In my own experience I have found many of the UN agencies equally incompetent and wasteful. The FAO is not achieving anything today, perhaps never has. UNICEF makes all the right noises but the plight of children across the globe does not get any better. Bill Gates has done more for the kids of the world than the UN in the past 50 years. One of the main images of failed States is that of UN vehicles and men in blue hats. A senior American official once told me that the degree of failure of a State could be measured by the extent of UN involvement. Now I do not know if that might signify UN activism or simply that failed States offer a justification for UN activity.
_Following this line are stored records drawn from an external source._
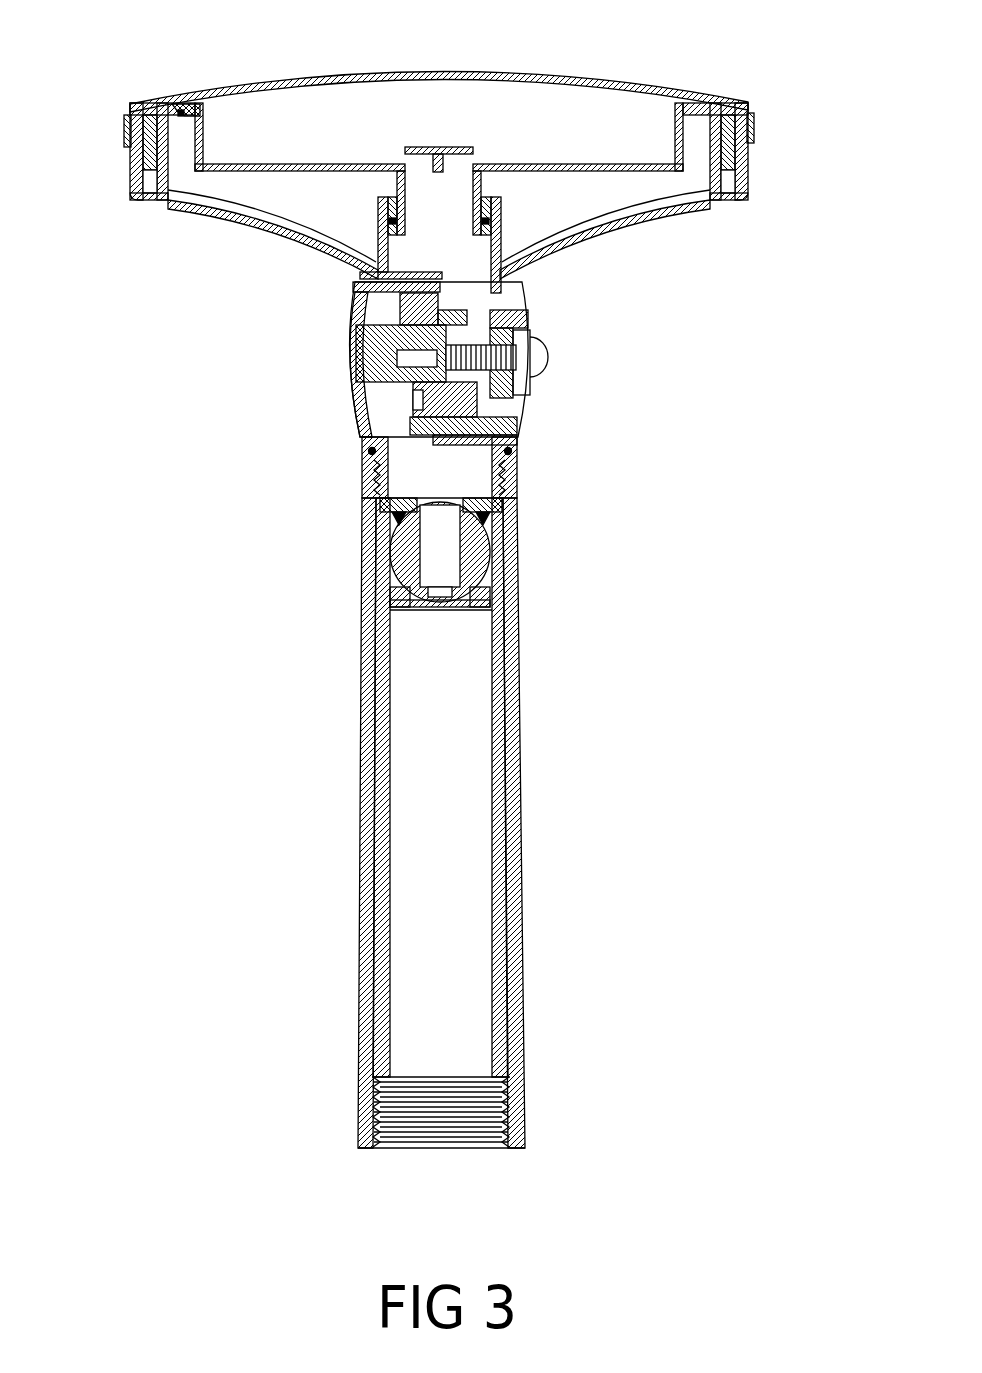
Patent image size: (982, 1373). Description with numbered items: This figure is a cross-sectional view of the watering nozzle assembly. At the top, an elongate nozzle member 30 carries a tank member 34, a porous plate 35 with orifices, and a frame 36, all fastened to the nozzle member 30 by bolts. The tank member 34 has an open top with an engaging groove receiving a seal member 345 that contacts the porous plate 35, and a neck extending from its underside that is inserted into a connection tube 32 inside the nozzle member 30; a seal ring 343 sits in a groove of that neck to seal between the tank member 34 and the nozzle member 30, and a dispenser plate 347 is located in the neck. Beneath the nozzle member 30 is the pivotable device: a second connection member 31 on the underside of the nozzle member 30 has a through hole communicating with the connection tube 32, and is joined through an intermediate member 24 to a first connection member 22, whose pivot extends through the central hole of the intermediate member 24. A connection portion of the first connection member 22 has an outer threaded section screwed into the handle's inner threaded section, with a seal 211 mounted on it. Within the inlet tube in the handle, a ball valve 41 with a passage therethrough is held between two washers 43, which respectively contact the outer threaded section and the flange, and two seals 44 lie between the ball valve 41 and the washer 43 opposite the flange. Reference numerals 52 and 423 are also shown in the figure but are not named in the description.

The first connection member 22 is at (352, 393).
The intermediate member 24 is at (475, 407).
The elongate nozzle member 30 is at (253, 225).
The second connection member 31 is at (530, 320).
The connection tube 32 is at (497, 248).
The tank member 34 is at (600, 164).
The porous plate 35 is at (343, 78).
The frame 36 is at (755, 133).
The ball valve 41 is at (410, 550).
The washers 43 is at (373, 503).
The seals 44 is at (505, 523).
The clamp ring 52 is at (128, 113).
The seal 211 is at (370, 450).
The seal ring 343 is at (495, 222).
The seal member 345 is at (200, 98).
The dispenser plate 347 is at (452, 146).
The adjusting screw 423 is at (513, 385).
I certainly know that there is mounting evidence that much of the work of the UN is ineffective and may in fact be counter productive. That is true of the World Food Programme, which seems to simply entrench poverty and dependence on aid flows. The record of the UN in the Human Rights field is also disastrous and it does not look as if this has been tackled very effectively in the recent General Assembly. The old arrangement was a sick joke.

The other multilaterals created at much the same time as the UN are largely economic and financial - the IMF and the World Bank with their tentacles across the globe. They have their critics and the globe is littered with monuments to their failed attempts to build economies and stabilize markets. Unfinished projects and failed projects probably outnumber those that have done what was intended and we all know of such things.

But the question is - if not multilateral, then what? How do we work together to try and create a better world, a world that offers our children and grandchildren a better quality of life. The one thing that the multilaterals can point to and say, "We did that" is the fact that we have not slipped into another global conflagration on the scale of World War One and Two. The fact that despite the wild swings in global markets and currencies, we have not seen the return of the crash in 1929 when world markets and savings were wiped out and took years to recover.

We also know what works and what does not work and there are no excuses for not learning those lessons and applying them to our world as we strive to build a future. We know that democracy works, we know that free markets and enterprise drives growth and development. We know corruption undermines all other forms of progress and is a global disease. We know how to feed the world and eliminate absolute poverty. The question we all should ask is when will our leaders take effective action to ensure that these lessons are applied in the way they govern us. Those that break these rules should know they defy the world and will not be allowed to strut the stage as if they were something else and deserve our respect and recognition.